The paper is also relatively short and accessible by academic standards. This is consistent with its strategic goal. The paper is trying to shift research priorities, which requires that it be read by decision-makers as well as by researchers. A long treatise would not achieve that goal regardless of how rigorous its argument was. A focused arXiv preprint, written by a recognized DeepMind researcher, framed around an actionable repositioning, has a better chance of producing the priority shift it argues for.

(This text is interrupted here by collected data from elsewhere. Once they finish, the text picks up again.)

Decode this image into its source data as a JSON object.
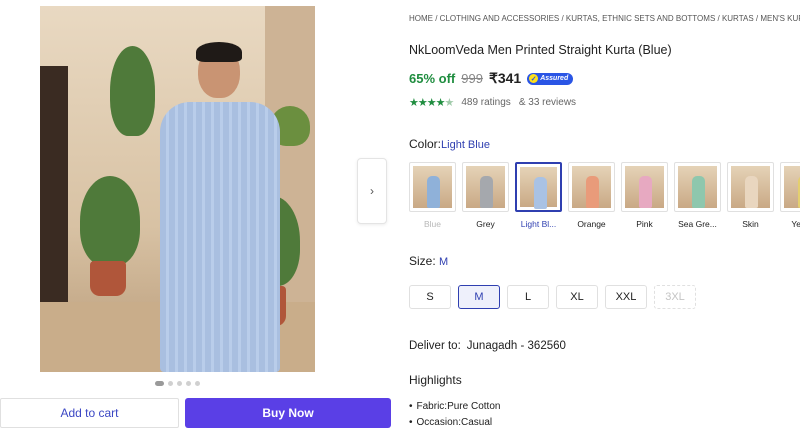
{
  "gallery": {
    "next_arrow": "›",
    "dots": [
      true,
      false,
      false,
      false,
      false
    ],
    "add_to_cart_label": "Add to cart",
    "buy_now_label": "Buy Now"
  },
  "product": {
    "breadcrumb": "HOME / CLOTHING AND ACCESSORIES / KURTAS, ETHNIC SETS AND BOTTOMS / KURTAS / MEN'S KURTAS / NkLoomVeda Men Printed Straight Kurta",
    "title": "NkLoomVeda Men Printed Straight Kurta  (Blue)",
    "discount": "65% off",
    "mrp": "999",
    "price": "₹341",
    "assured_label": "Assured",
    "rating_value": 4.5,
    "ratings": "489 ratings",
    "reviews": "& 33 reviews"
  },
  "color": {
    "label": "Color:",
    "selected": "Light Blue",
    "options": [
      {
        "label": "Blue",
        "color": "#8fb1d9",
        "state": "disabled"
      },
      {
        "label": "Grey",
        "color": "#a5a8ad",
        "state": "normal"
      },
      {
        "label": "Light Bl...",
        "color": "#a9c2e4",
        "state": "selected"
      },
      {
        "label": "Orange",
        "color": "#e99b7a",
        "state": "normal"
      },
      {
        "label": "Pink",
        "color": "#e7a9c1",
        "state": "normal"
      },
      {
        "label": "Sea Gre...",
        "color": "#8ec7ad",
        "state": "normal"
      },
      {
        "label": "Skin",
        "color": "#e9d6bf",
        "state": "normal"
      },
      {
        "label": "Yellow",
        "color": "#e4cf6f",
        "state": "normal"
      }
    ]
  },
  "size": {
    "label": "Size:",
    "selected": "M",
    "options": [
      {
        "label": "S",
        "state": "normal"
      },
      {
        "label": "M",
        "state": "selected"
      },
      {
        "label": "L",
        "state": "normal"
      },
      {
        "label": "XL",
        "state": "normal"
      },
      {
        "label": "XXL",
        "state": "normal"
      },
      {
        "label": "3XL",
        "state": "disabled"
      }
    ]
  },
  "delivery": {
    "label": "Deliver to:",
    "location": "Junagadh - 362560"
  },
  "highlights": {
    "title": "Highlights",
    "items": [
      "Fabric:Pure Cotton",
      "Occasion:Casual"
    ]
  }
}
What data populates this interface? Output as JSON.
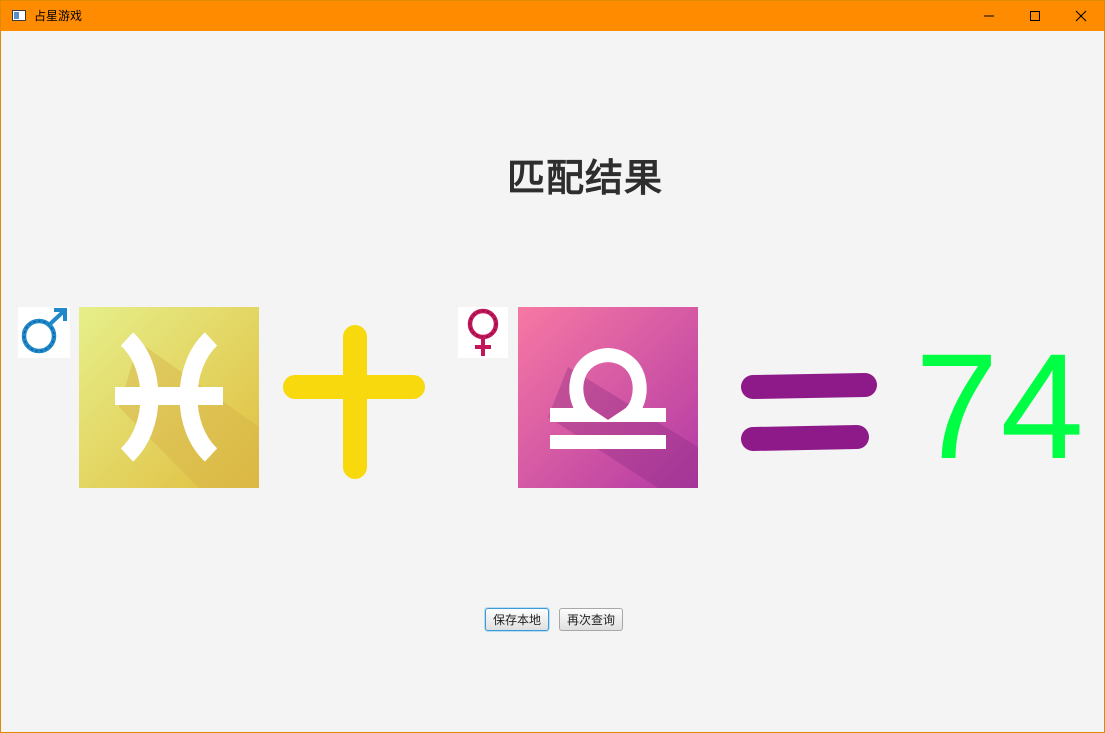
{
  "window": {
    "title": "占星游戏",
    "titlebar_color": "#ff8c00"
  },
  "main": {
    "heading": "匹配结果",
    "male": {
      "symbol": "male-symbol-icon",
      "sign": "pisces",
      "sign_colors": [
        "#e6ef8a",
        "#e0bd3e"
      ]
    },
    "plus_icon": "plus-icon",
    "female": {
      "symbol": "female-symbol-icon",
      "sign": "libra",
      "sign_colors": [
        "#f778a3",
        "#b23aa5"
      ]
    },
    "equals_icon": "equals-icon",
    "score": "74",
    "score_color": "#00ff44"
  },
  "buttons": {
    "save_label": "保存本地",
    "again_label": "再次查询"
  }
}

What the Argument Does Not Settle
Comsa’s argument is explicitly programmatic and not metaphysical. It does not claim that AI is not conscious, that consciousness science is on the wrong track, or that the intractable question is unimportant. It claims that, given current methodological resources, the intractable question is not the right organizing target for applied AI consciousness research. The intractable question can remain open, can continue to be pursued by researchers whose work happens to bear on it, and can be revisited if methodological breakthroughs change what is currently tractable.
The argument is also compatible with positions that disagree about whether current AI systems are conscious. A researcher who believes current LLMs are plausibly conscious can accept the tractable-question framing as a complement to direct consciousness research rather than as a replacement for it. A researcher who believes current LLMs are clearly not conscious can accept the framing for the same reason. The programmatic argument does not require commitment on the underlying question, which is part of why it is useful as a basis for cooperation across positions that would otherwise be in conflict.
The result is a paper that does less work than it might appear to at first reading but does the work it sets out to do well. It does not deliver a verdict on AI consciousness. It delivers a research-priorities recommendation, grounded in an intractability argument that is hard to refute on current evidence, from a researcher whose institutional position gives the recommendation unusual weight. That is a substantial contribution to a field whose ratio of strong opinions to actionable conclusions has been less favorable than it should be.